My ideea was that if: $$n = \prod p_i^{\beta_i}$$

We may define: $$\alpha_i = v_{p_i} ((n - 1)!)$$

So an 'extraordinary' number has the following property: $$\frac{\prod (\alpha_i + \beta_i)}{\prod \alpha_i} \in \mathbb{N}^*$$

So, it turns into a product divisibility problem, however, I couldn't link the idea of $(n - 1)!$ being a factorial number so that I could proceed with my solution by finding some conditions for $(\alpha_i)$ and $(\beta_i)$.

Answer 1

Let $n=p_1^{\alpha_1}..p_k^{\alpha_k}$ where either $k \ge 2$ or $k=1, \alpha_1 \ge 2$; we will show that if $(n-1)!=p_1^{\beta_1}..p_k^{\beta_k}q, (q,n)=1$, then $\beta_r \ge \alpha_r$ unless $n=4$.

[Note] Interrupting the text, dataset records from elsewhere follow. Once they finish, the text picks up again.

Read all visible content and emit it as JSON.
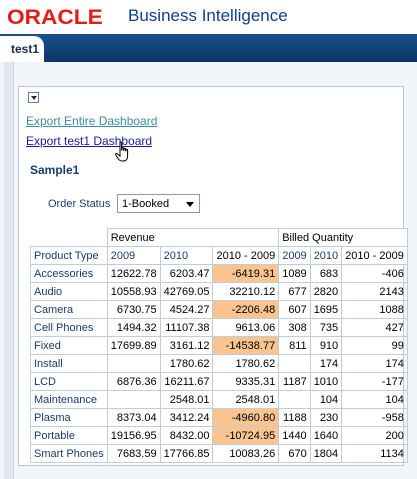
{
  "header": {
    "logo_text": "ORACLE",
    "app_title": "Business Intelligence"
  },
  "tabs": [
    {
      "label": "test1",
      "active": true
    }
  ],
  "section": {
    "links": {
      "export_entire": "Export Entire Dashboard",
      "export_page": "Export test1 Dashboard"
    },
    "view_title": "Sample1",
    "prompt": {
      "label": "Order Status",
      "selected": "1-Booked"
    }
  },
  "pivot": {
    "measures": [
      "Revenue",
      "Billed Quantity"
    ],
    "row_header_label": "Product Type",
    "columns": [
      "2009",
      "2010",
      "2010 - 2009"
    ],
    "rows": [
      {
        "label": "Accessories",
        "revenue": [
          "12622.78",
          "6203.47",
          "-6419.31"
        ],
        "quantity": [
          "1089",
          "683",
          "-406"
        ]
      },
      {
        "label": "Audio",
        "revenue": [
          "10558.93",
          "42769.05",
          "32210.12"
        ],
        "quantity": [
          "677",
          "2820",
          "2143"
        ]
      },
      {
        "label": "Camera",
        "revenue": [
          "6730.75",
          "4524.27",
          "-2206.48"
        ],
        "quantity": [
          "607",
          "1695",
          "1088"
        ]
      },
      {
        "label": "Cell Phones",
        "revenue": [
          "1494.32",
          "11107.38",
          "9613.06"
        ],
        "quantity": [
          "308",
          "735",
          "427"
        ]
      },
      {
        "label": "Fixed",
        "revenue": [
          "17699.89",
          "3161.12",
          "-14538.77"
        ],
        "quantity": [
          "811",
          "910",
          "99"
        ]
      },
      {
        "label": "Install",
        "revenue": [
          "",
          "1780.62",
          "1780.62"
        ],
        "quantity": [
          "",
          "174",
          "174"
        ]
      },
      {
        "label": "LCD",
        "revenue": [
          "6876.36",
          "16211.67",
          "9335.31"
        ],
        "quantity": [
          "1187",
          "1010",
          "-177"
        ]
      },
      {
        "label": "Maintenance",
        "revenue": [
          "",
          "2548.01",
          "2548.01"
        ],
        "quantity": [
          "",
          "104",
          "104"
        ]
      },
      {
        "label": "Plasma",
        "revenue": [
          "8373.04",
          "3412.24",
          "-4960.80"
        ],
        "quantity": [
          "1188",
          "230",
          "-958"
        ]
      },
      {
        "label": "Portable",
        "revenue": [
          "19156.95",
          "8432.00",
          "-10724.95"
        ],
        "quantity": [
          "1440",
          "1640",
          "200"
        ]
      },
      {
        "label": "Smart Phones",
        "revenue": [
          "7683.59",
          "17766.85",
          "10083.26"
        ],
        "quantity": [
          "670",
          "1804",
          "1134"
        ]
      }
    ],
    "highlight_color": "#f9c48f"
  },
  "colors": {
    "oracle_red": "#e21d17",
    "title_blue": "#0d3f8f",
    "tabbar_blue": "#0d3566"
  },
  "icons": {
    "collapse": "chevron-down-icon",
    "cursor": "hand-pointer-icon"
  }
}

This means that if $n \ne 4$ any divisor of $n!$ that is not a divisor of $(n-1)!$ which perforce must be $p_1^{\beta_1+\delta_1}..p_k^{\beta_k+\delta_k}s, 0 \le \delta_k \le \alpha_k, s|q$ with at least one $\delta_r >0$, can be associated with $p_1^{\beta_1-\delta_1}..p_k^{\beta_k-\delta_k}s$ which is a well defined divisor of $(n-1)!$ and clearly the association is injective and misses $(n-1)!$ as at least one of the $\delta_r \ge 1$. But this means that $\tau(n!) \le 2\tau(n-1)!-1$ and since $\tau(n!) >\tau(n-1)!$ the result follows unless $n=4$ (and of course $n=p$ prime which is excluded by hypothesis)

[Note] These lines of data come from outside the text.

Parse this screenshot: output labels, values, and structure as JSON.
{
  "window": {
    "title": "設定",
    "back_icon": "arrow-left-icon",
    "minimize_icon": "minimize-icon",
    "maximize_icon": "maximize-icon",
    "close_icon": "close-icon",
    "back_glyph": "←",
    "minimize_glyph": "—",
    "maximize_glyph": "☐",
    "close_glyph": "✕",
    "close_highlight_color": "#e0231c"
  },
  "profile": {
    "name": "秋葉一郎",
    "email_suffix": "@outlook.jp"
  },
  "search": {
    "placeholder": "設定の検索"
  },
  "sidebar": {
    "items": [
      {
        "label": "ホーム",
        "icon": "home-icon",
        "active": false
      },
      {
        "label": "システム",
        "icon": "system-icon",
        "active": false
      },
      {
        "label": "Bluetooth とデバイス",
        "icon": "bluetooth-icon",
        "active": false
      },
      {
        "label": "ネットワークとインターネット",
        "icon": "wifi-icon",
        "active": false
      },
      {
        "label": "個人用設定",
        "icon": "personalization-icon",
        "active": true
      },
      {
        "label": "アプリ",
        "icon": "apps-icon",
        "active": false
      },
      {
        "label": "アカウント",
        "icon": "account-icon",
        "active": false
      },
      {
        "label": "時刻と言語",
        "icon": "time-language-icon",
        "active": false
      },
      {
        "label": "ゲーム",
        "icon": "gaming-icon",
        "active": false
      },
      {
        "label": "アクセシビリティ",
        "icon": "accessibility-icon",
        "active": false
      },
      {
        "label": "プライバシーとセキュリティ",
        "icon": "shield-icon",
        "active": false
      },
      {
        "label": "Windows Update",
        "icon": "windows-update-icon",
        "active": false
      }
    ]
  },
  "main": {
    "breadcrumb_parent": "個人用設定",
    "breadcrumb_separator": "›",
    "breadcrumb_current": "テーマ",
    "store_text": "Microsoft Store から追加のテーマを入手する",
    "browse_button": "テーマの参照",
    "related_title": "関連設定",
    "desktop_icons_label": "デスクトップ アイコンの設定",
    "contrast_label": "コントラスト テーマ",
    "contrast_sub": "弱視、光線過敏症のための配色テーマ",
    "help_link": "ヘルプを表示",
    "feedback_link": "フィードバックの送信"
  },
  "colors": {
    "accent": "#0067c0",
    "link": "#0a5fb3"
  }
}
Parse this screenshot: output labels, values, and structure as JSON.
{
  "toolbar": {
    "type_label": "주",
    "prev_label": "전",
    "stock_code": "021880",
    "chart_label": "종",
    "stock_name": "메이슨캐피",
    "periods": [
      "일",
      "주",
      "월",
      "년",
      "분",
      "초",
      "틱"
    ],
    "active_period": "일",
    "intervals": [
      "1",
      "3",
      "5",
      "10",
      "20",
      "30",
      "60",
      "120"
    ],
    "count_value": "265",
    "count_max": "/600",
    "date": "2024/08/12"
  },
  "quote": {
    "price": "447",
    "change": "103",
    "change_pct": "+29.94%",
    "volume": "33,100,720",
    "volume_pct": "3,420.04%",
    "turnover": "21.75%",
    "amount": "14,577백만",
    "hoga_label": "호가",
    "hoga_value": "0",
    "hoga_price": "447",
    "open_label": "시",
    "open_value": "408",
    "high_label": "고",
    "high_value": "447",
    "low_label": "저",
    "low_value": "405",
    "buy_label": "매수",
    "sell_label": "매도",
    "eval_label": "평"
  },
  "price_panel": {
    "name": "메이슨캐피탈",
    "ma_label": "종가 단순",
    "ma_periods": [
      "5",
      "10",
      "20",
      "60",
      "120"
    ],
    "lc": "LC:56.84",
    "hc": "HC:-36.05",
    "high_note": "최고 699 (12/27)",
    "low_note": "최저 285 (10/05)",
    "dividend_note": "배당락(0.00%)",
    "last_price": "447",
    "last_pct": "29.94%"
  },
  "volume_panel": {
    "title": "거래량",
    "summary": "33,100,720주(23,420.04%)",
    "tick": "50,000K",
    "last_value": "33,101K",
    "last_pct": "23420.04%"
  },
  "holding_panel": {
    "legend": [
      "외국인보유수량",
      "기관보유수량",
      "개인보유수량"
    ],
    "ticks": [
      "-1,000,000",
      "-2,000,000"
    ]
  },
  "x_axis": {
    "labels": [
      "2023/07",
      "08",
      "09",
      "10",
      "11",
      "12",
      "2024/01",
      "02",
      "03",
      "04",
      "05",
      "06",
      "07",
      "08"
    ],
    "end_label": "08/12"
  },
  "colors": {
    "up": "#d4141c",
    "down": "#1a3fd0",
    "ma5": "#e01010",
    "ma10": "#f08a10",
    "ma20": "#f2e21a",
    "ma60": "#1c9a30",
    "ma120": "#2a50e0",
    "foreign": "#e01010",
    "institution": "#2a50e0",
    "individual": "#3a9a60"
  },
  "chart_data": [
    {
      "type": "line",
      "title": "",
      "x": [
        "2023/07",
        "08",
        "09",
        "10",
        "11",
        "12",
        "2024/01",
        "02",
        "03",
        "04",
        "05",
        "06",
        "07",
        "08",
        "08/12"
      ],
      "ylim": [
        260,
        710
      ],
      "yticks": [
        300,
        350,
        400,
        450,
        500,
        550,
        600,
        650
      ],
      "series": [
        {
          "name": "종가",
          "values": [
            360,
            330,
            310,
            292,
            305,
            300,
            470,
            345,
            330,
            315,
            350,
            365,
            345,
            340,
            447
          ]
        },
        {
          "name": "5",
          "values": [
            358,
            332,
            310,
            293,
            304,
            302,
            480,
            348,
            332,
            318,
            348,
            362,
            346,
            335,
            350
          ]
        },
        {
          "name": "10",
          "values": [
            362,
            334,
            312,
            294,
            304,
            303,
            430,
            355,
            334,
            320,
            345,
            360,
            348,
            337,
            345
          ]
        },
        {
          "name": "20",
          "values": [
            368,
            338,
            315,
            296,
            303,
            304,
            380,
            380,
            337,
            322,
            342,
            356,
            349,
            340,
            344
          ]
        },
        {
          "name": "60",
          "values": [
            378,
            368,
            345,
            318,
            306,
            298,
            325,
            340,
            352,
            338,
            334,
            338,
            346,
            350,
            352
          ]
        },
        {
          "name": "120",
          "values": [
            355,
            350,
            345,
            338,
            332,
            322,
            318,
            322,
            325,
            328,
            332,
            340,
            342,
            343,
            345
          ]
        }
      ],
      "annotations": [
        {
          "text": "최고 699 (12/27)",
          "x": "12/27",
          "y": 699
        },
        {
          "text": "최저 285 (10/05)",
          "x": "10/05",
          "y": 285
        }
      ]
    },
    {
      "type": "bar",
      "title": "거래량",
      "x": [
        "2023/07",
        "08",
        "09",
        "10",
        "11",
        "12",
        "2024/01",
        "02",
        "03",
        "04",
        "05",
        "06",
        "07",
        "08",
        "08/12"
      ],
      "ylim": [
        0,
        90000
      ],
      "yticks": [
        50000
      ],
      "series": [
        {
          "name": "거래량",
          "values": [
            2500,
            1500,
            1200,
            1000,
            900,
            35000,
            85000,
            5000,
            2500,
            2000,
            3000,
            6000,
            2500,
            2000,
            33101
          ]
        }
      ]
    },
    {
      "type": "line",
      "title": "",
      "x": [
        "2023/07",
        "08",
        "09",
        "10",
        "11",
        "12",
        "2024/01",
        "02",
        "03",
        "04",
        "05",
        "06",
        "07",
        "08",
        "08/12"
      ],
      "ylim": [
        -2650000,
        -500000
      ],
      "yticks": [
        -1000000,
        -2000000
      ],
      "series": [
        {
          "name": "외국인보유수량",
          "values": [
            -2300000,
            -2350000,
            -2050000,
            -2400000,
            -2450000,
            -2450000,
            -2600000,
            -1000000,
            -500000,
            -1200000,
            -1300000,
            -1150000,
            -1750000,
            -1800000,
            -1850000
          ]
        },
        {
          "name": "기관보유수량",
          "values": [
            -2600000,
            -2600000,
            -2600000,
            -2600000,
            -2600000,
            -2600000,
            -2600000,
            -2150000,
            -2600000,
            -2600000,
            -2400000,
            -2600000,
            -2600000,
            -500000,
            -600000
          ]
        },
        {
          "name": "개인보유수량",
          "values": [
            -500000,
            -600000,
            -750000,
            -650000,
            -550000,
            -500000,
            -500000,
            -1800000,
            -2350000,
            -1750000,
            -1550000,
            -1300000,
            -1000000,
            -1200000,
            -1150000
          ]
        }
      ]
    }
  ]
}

Notice that if $k \ge 2, p_r^{\alpha_r} \le n-1$ so $\beta_r \ge \alpha_r$, while if $k=1, \alpha_1=\alpha \ge 2$ and $p_1=p \ge 3, n=p^{\alpha}$, then $p^{\alpha-1} \ne 2p \le n-1$ so $\beta \ge \alpha$ while if $p=2, \alpha \ge 3, n \ge 8$, one has $2^{\alpha-1} \ne 6 \le n-1$ so $\beta \ge \alpha$ in this case too and we are done!